Monday, March 22, 2004

Survival Strategies in a Barroom Brawl

The death of Hamas big Sheik Yassin at the hands of the Israeli Defense Forces highlights the strategic problem of Europe. The war is spreading and is becoming increasingly difficult to sit out. The Al Qaeda attack on the Madrid train, the renewed unrest in Kosovo, the unrest in Iran and Syria and developments in Iraq -- added to the probability of escalating conflict in Israel -- make it increasingly difficult to benefit from hanging back. Historically, France's "independent" strategy  was based on being able to tilt the balance in an inconclusive struggle in a bipolar world, in the process extracting the maximum benefit for itself. This worked during the Cold War where it could play both ends against the middle, selling its support to the highest bidder, behavior that could be justified as "realpolitik" and hard-nosed maneuvering in the the national interest.

However, the struggle against terrorism now threatens to become a fight to the finish instead of a Cold War ballet of competition circumscribed by deterrence. Since Jihadistan has shown no inclination to settle for less than total victory, it invariably led to symmetrical American goals. September 11 proved that terrorism could not be contained. It had to be finished. A prescient European foreign policy would have realized on September 12 that this conflict structure would inevitably lead to a widening war, one that would engulf Europe's own borders. But it did not grasp the implications of the struggle in time. It is now terribly vulnerable to the tides of conflict that lap against its frontiers.

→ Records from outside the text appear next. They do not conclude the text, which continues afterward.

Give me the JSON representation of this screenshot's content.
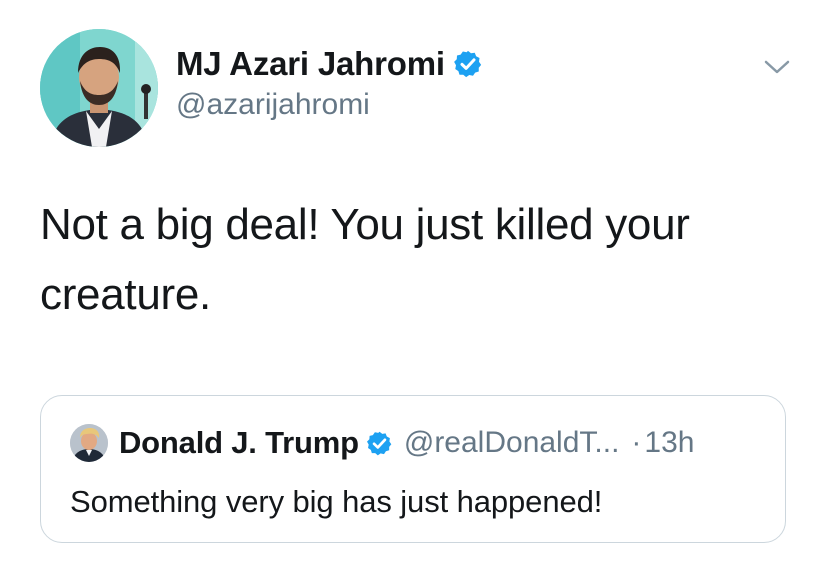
{
  "tweet": {
    "author": {
      "display_name": "MJ Azari Jahromi",
      "handle": "@azarijahromi",
      "verified": true
    },
    "text": "Not a big deal! You just killed your creature.",
    "menu_icon": "chevron-down-icon"
  },
  "quoted_tweet": {
    "author": {
      "display_name": "Donald J. Trump",
      "handle": "@realDonaldT...",
      "verified": true
    },
    "separator": "·",
    "time": "13h",
    "text": "Something very big has just happened!"
  },
  "colors": {
    "verified_blue": "#1da1f2",
    "secondary_text": "#657786",
    "primary_text": "#14171a",
    "border": "#ccd6dd"
  }
}
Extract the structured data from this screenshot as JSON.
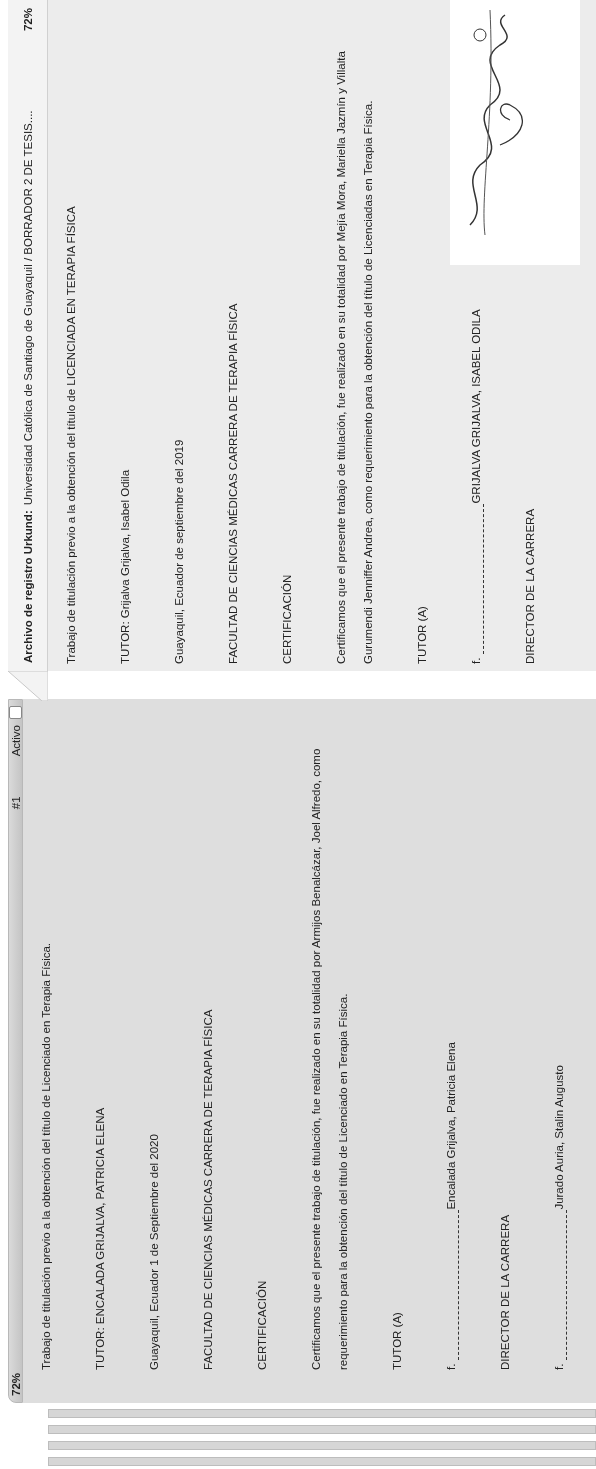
{
  "source_panel": {
    "percent": "72%",
    "match_number": "#1",
    "active_label": "Activo",
    "active": false,
    "paragraphs": [
      {
        "kind": "text",
        "text": "Trabajo de titulación previo a la obtención del título de Licenciado en Terapia Física."
      },
      {
        "kind": "text",
        "text": "TUTOR: ENCALADA GRIJALVA, PATRICIA ELENA"
      },
      {
        "kind": "text",
        "text": "Guayaquil, Ecuador 1 de Septiembre del 2020"
      },
      {
        "kind": "text",
        "text": "FACULTAD DE CIENCIAS MÉDICAS CARRERA DE TERAPIA FÍSICA"
      },
      {
        "kind": "text",
        "text": "CERTIFICACIÓN"
      },
      {
        "kind": "text",
        "text": "Certificamos que el presente trabajo de titulación, fue realizado en su totalidad por Armijos Benalcázar, Joel Alfredo, como requerimiento para la obtención del título de Licenciado en Terapia Física."
      },
      {
        "kind": "text",
        "text": "TUTOR (A)"
      },
      {
        "kind": "signature",
        "prefix": "f.",
        "name": "Encalada Grijalva, Patricia Elena"
      },
      {
        "kind": "text",
        "text": "DIRECTOR DE LA CARRERA"
      },
      {
        "kind": "signature",
        "prefix": "f.",
        "name": "Jurado Auria, Stalin Augusto"
      }
    ]
  },
  "urkund_panel": {
    "label": "Archivo de registro Urkund:",
    "document": "Universidad Católica de Santiago de Guayaquil / BORRADOR 2 DE TESIS....",
    "percent": "72%",
    "paragraphs": [
      {
        "kind": "text",
        "text": "Trabajo de titulación previo a la obtención del título de LICENCIADA EN TERAPIA FÍSICA"
      },
      {
        "kind": "text",
        "text": "TUTOR: Grijalva Grijalva, Isabel  Odila"
      },
      {
        "kind": "text",
        "text": "Guayaquil, Ecuador de septiembre del 2019"
      },
      {
        "kind": "text",
        "text": "FACULTAD DE CIENCIAS MÉDICAS CARRERA DE TERAPIA FÍSICA"
      },
      {
        "kind": "text",
        "text": "CERTIFICACIÓN"
      },
      {
        "kind": "text",
        "text": "Certificamos que el presente trabajo de titulación, fue realizado en su totalidad por Mejía Mora, Mariella Jazmín y Villalta Gurumendi  Jenniffer Andrea, como requerimiento para la obtención del título de Licenciadas en Terapia Física."
      },
      {
        "kind": "text",
        "text": "TUTOR (A)"
      },
      {
        "kind": "signature",
        "prefix": "f.",
        "name": "GRIJALVA GRIJALVA, ISABEL  ODILA"
      },
      {
        "kind": "text",
        "text": "DIRECTOR DE LA CARRERA"
      }
    ]
  }
}
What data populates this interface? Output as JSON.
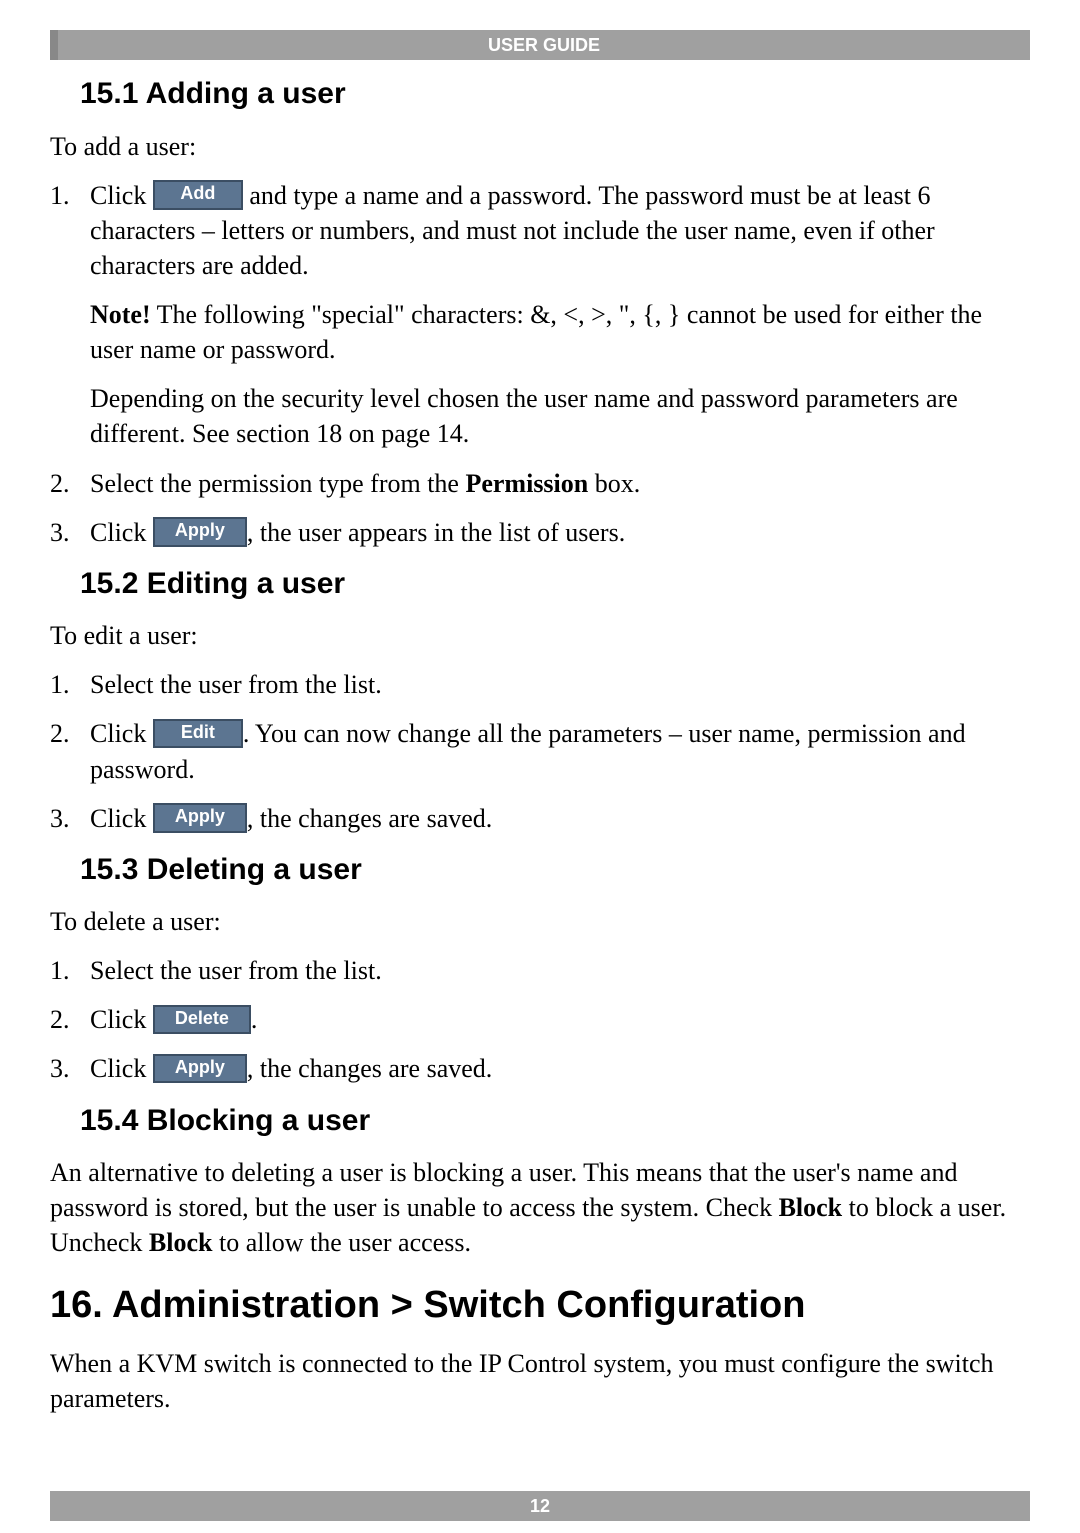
{
  "header": {
    "title": "USER GUIDE"
  },
  "footer": {
    "page": "12"
  },
  "sections": {
    "s151": {
      "heading": "15.1 Adding a user",
      "intro": "To add a user:",
      "step1_pre": "Click ",
      "step1_btn": "Add",
      "step1_post": " and type a name and a password. The password must be at least 6 characters – letters or numbers, and must not include the user name, even if other characters are added.",
      "note_label": "Note!",
      "note_text": " The following \"special\" characters: &, <, >, \", {, } cannot be used for either the user name or password.",
      "depend": "Depending on the security level chosen the user name and password parameters are different. See section 18 on page 14.",
      "step2_pre": "Select the permission type from the ",
      "step2_bold": "Permission",
      "step2_post": " box.",
      "step3_pre": "Click ",
      "step3_btn": "Apply",
      "step3_post": ", the user appears in the list of users."
    },
    "s152": {
      "heading": "15.2 Editing a user",
      "intro": "To edit a user:",
      "step1": "Select the user from the list.",
      "step2_pre": "Click ",
      "step2_btn": "Edit",
      "step2_post": ". You can now change all the parameters – user name, permission and password.",
      "step3_pre": "Click ",
      "step3_btn": "Apply",
      "step3_post": ", the changes are saved."
    },
    "s153": {
      "heading": "15.3 Deleting a user",
      "intro": "To delete a user:",
      "step1": "Select the user from the list.",
      "step2_pre": "Click ",
      "step2_btn": "Delete",
      "step2_post": ".",
      "step3_pre": "Click ",
      "step3_btn": "Apply",
      "step3_post": ", the changes are saved."
    },
    "s154": {
      "heading": "15.4 Blocking a user",
      "para_a": "An alternative to deleting a user is blocking a user. This means that the user's name and password is stored, but the user is unable to access the system. Check ",
      "bold_block1": "Block",
      "para_b": " to block a user. Uncheck ",
      "bold_block2": "Block",
      "para_c": " to allow the user access."
    },
    "s16": {
      "heading": "16. Administration > Switch Configuration",
      "para": "When a KVM switch is connected to the IP Control system, you must configure the switch parameters."
    }
  }
}
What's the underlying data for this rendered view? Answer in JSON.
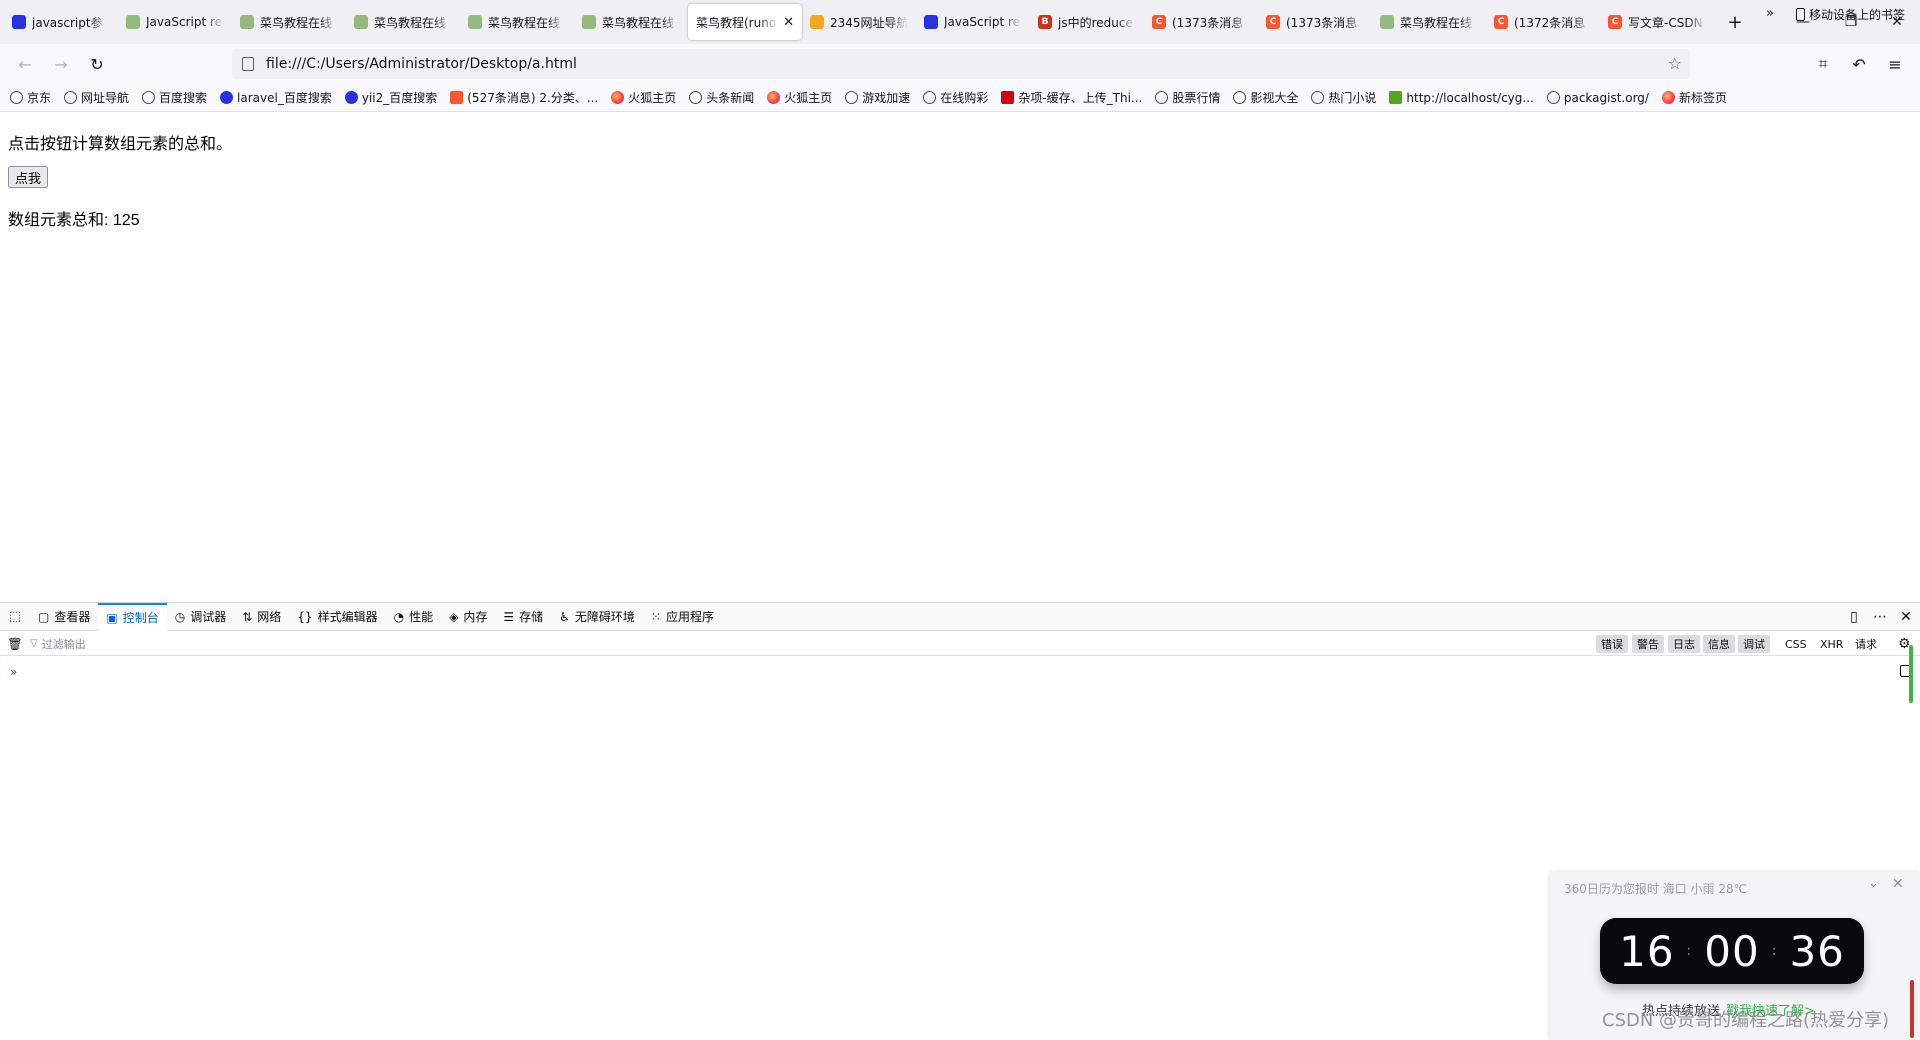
{
  "tabs": [
    {
      "title": "javascript参",
      "icon": "paw",
      "active": false
    },
    {
      "title": "JavaScript re",
      "icon": "runoob",
      "active": false
    },
    {
      "title": "菜鸟教程在线",
      "icon": "runoob",
      "active": false
    },
    {
      "title": "菜鸟教程在线",
      "icon": "runoob",
      "active": false
    },
    {
      "title": "菜鸟教程在线",
      "icon": "runoob",
      "active": false
    },
    {
      "title": "菜鸟教程在线",
      "icon": "runoob",
      "active": false
    },
    {
      "title": "菜鸟教程(runo",
      "icon": "none",
      "active": true
    },
    {
      "title": "2345网址导航",
      "icon": "2345",
      "active": false
    },
    {
      "title": "JavaScript re",
      "icon": "paw",
      "active": false
    },
    {
      "title": "js中的reduce",
      "icon": "js",
      "active": false
    },
    {
      "title": "(1373条消息",
      "icon": "csdn",
      "active": false
    },
    {
      "title": "(1373条消息",
      "icon": "csdn",
      "active": false
    },
    {
      "title": "菜鸟教程在线",
      "icon": "runoob",
      "active": false
    },
    {
      "title": "(1372条消息",
      "icon": "csdn",
      "active": false
    },
    {
      "title": "写文章-CSDN",
      "icon": "csdn",
      "active": false
    }
  ],
  "window_controls": {
    "minimize": "—",
    "restore": "❐",
    "close": "✕"
  },
  "nav": {
    "url": "file:///C:/Users/Administrator/Desktop/a.html",
    "back": "←",
    "forward": "→",
    "reload": "↻"
  },
  "bookmarks": [
    {
      "label": "京东",
      "icon": "globe"
    },
    {
      "label": "网址导航",
      "icon": "globe"
    },
    {
      "label": "百度搜索",
      "icon": "globe"
    },
    {
      "label": "laravel_百度搜索",
      "icon": "paw"
    },
    {
      "label": "yii2_百度搜索",
      "icon": "paw"
    },
    {
      "label": "(527条消息) 2.分类、...",
      "icon": "csdn"
    },
    {
      "label": "火狐主页",
      "icon": "fox"
    },
    {
      "label": "头条新闻",
      "icon": "globe"
    },
    {
      "label": "火狐主页",
      "icon": "fox"
    },
    {
      "label": "游戏加速",
      "icon": "globe"
    },
    {
      "label": "在线购彩",
      "icon": "globe"
    },
    {
      "label": "杂项-缓存、上传_Thi...",
      "icon": "s51"
    },
    {
      "label": "股票行情",
      "icon": "globe"
    },
    {
      "label": "影视大全",
      "icon": "globe"
    },
    {
      "label": "热门小说",
      "icon": "globe"
    },
    {
      "label": "http://localhost/cyg...",
      "icon": "cyg"
    },
    {
      "label": "packagist.org/",
      "icon": "globe"
    },
    {
      "label": "新标签页",
      "icon": "fox"
    }
  ],
  "bookmarks_more": "»",
  "bookmarks_mobile": "移动设备上的书签",
  "page": {
    "intro": "点击按钮计算数组元素的总和。",
    "button_label": "点我",
    "result": "数组元素总和: 125"
  },
  "devtools": {
    "tabs": [
      {
        "label": "查看器",
        "icon": "▢",
        "active": false
      },
      {
        "label": "控制台",
        "icon": "▣",
        "active": true
      },
      {
        "label": "调试器",
        "icon": "◷",
        "active": false
      },
      {
        "label": "网络",
        "icon": "⇅",
        "active": false
      },
      {
        "label": "样式编辑器",
        "icon": "{}",
        "active": false
      },
      {
        "label": "性能",
        "icon": "◔",
        "active": false
      },
      {
        "label": "内存",
        "icon": "◈",
        "active": false
      },
      {
        "label": "存储",
        "icon": "☰",
        "active": false
      },
      {
        "label": "无障碍环境",
        "icon": "♿",
        "active": false
      },
      {
        "label": "应用程序",
        "icon": "⁙",
        "active": false
      }
    ],
    "filter_placeholder": "过滤输出",
    "levels": [
      {
        "label": "错误",
        "on": true
      },
      {
        "label": "警告",
        "on": true
      },
      {
        "label": "日志",
        "on": true
      },
      {
        "label": "信息",
        "on": true
      },
      {
        "label": "调试",
        "on": true
      },
      {
        "label": "CSS",
        "on": false
      },
      {
        "label": "XHR",
        "on": false
      },
      {
        "label": "请求",
        "on": false
      }
    ],
    "prompt": "»"
  },
  "widget": {
    "title": "360日历为您报时 海口 小雨 28℃",
    "hours": "16",
    "minutes": "00",
    "seconds": "36",
    "news_prefix": "热点持续放送",
    "news_link": "戳我快速了解>"
  },
  "watermark": "CSDN @贵哥的编程之路(热爱分享)",
  "colors": {
    "accent": "#0060df",
    "tab_strip": "#f0f0f4",
    "widget_link": "#2fb34a"
  }
}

Fully knowing that it cannot strike with much effect at the IDF, Hamas may now be tempted to hit at Europe and through them to pressure Israel. Why not? It worked in Madrid and from now one anyone may be tempted to ring Europe's bell for whatever reason. But worse yet for Europe, the descent of the war on terror into a death match, as exemplified by the struggle between Israel and the Palestinian terrorist groups means that there will be but one victor and one loser at the end of the day. With each passing moment the odds lengthen that the EU or the UN can broker a negotiated settlement between Israel, India, Russia and USA on the one hand, and the Jihadis on the other. There will be no Congress of Vienna at which French palaver can work its wonders, only unconditional surrender by one side or the other. A zero-sum conflict guarantees that Europe will not be on the winning side. Whoever the victor, Europe will be despised and whether America or Jihadistan triumphs, Europe will have played the wrong hand.

Before this is over the world will have had a bellyful of war. Each morning's unbearable news will cast the net wider. Neither the man commuting to work in Central Madrid nor the peace marchers in costume on Market Street can escape being combatants. Leftist sympathies, whether in Israel, America or Europe will prove no armor against car bomb fragments. War was Osama Bin Laden's goal in attacking the United States on September 11. He hoped to force America into fruitless and ineffectual reprisals against the Islamic world, then offer a hudna at intervals while he prepared his next blow. George Bush's counterstroke, which history will either judge as an act of supreme folly or genius, was to go beyond Afghanistan into Iraq. In a worthy riposte to Osama's, he escalated the struggle to the point where it was mutually mortal. If the fall of the Twin Towers was a gauntlet in America's face, the fall of Baghdad was a glove shoved down the Islamist's throat. Both Bin Laden and Bush have made compromise impossible. If the jihadis believed they could control the tempo of the conflict they were misinformed; American forces in the Arab heartland have forced a zugzwang to compel the game to the bitter end.

Yassin's assasination serves the same purpose. Israel's main problem was to escape the cycle of murder and negotiation that was slowly bleeding it to death. No matter how horribly Israel was attacked it was always expected to return, in an attitude of abjection, to the negotiating table. The Jihadis learned that any Israeli counteroffensive could be aborted by throwing the prospect of further talks into its path. Israel's superiority on the battlefield would be nullified because it would always be restrained by the "Peace Process", a misnomer if ever there was one. But the operation against Yassin reverses the dynamic. By striking at so senior a terrorist target, the Jihadis will be in no mood for negotiations. They themselves will cast away the Peace Process and sheer fury will make them forswear their favorite tactic, the faux hudna -- thereby granting Israel a meeting on the battlefield. For this is Israel's mortal challenge to Hamas which has often said it would kill the last Jew. The message, now ringing in their ears, is that the Jew will kill the last terrorist, beginning at the top.